If you would rather use a resource key, set AZURE_API_KEY and AZURE_API_BASE (no id-token permission, no azure_client_id needed). The azure-identity extra is not required in this mode.

      - uses: lgtmaybe/lgtmaybe@v1
        with:
          provider: azure
          model: my-gpt-4o-deployment
          api_key: ${{ secrets.AZURE_API_KEY }}
          api_base: ${{ secrets.AZURE_API_BASE }}

Locally: export AZURE_API_KEY=… AZURE_API_BASE=… (or pass --api-key / --api-base).

Troubleshooting

azure requires credentials — neither a key nor an ambient AD credential was found. For keyless, check id-token: write is present and the federated credential's subject matches the triggering ref/event. For key mode, set AZURE_API_KEY.

azure requires the resource endpoint — set api_base (or AZURE_API_BASE) to https://<resource>.openai.azure.com.

keyless azure needs the azure-identity package — running keyless on the CLI without the extra; install lgtmaybe[azure]. (The Action image already bundles it.)

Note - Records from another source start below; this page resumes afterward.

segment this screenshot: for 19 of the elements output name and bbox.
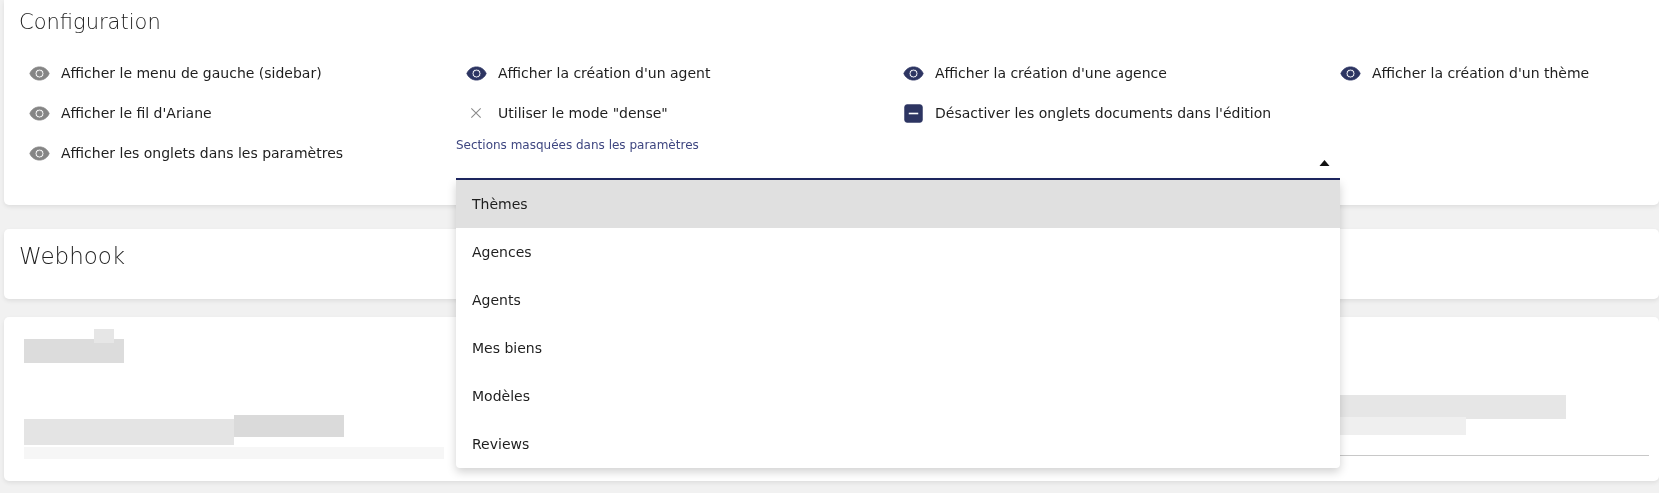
close-icon[interactable] xyxy=(468,105,484,121)
section-title: Webhook xyxy=(19,243,126,269)
option-label: Afficher la création d'une agence xyxy=(935,65,1167,81)
dropdown-item[interactable]: Modèles xyxy=(456,372,1340,420)
section-title: Configuration xyxy=(19,10,161,34)
option-label: Désactiver les onglets documents dans l'édition xyxy=(935,105,1272,121)
option-label: Afficher la création d'un thème xyxy=(1372,65,1590,81)
option-label: Afficher le fil d'Ariane xyxy=(61,105,212,121)
option-label: Afficher le menu de gauche (sidebar) xyxy=(61,65,322,81)
dropdown-item[interactable]: Mes biens xyxy=(456,324,1340,372)
dropdown-item[interactable]: Thèmes xyxy=(456,180,1340,228)
dropdown-item[interactable]: Agences xyxy=(456,228,1340,276)
option-label: Afficher la création d'un agent xyxy=(498,65,711,81)
dropdown-item[interactable]: Reviews xyxy=(456,420,1340,468)
option-label: Afficher les onglets dans les paramètres xyxy=(61,145,344,161)
option-label: Utiliser le mode "dense" xyxy=(498,105,668,121)
indeterminate-checkbox[interactable] xyxy=(903,102,924,124)
field-label: Sections masquées dans les paramètres xyxy=(456,138,699,152)
dropdown-item[interactable]: Agents xyxy=(456,276,1340,324)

AADSTS70021 / no matching federated identity — the federated credential's issuer/subject/audience don't match this workflow. Audience must be api://AzureADTokenExchange and the subject must match the repo and event.

DeploymentNotFound / 404model must be the deployment name on the resource that api_base points at, not the upstream OpenAI model id.

Unsupported API version — pin one by setting AZURE_API_VERSION (e.g. 2024-08-01-preview) in the environment; litellm otherwise uses a default.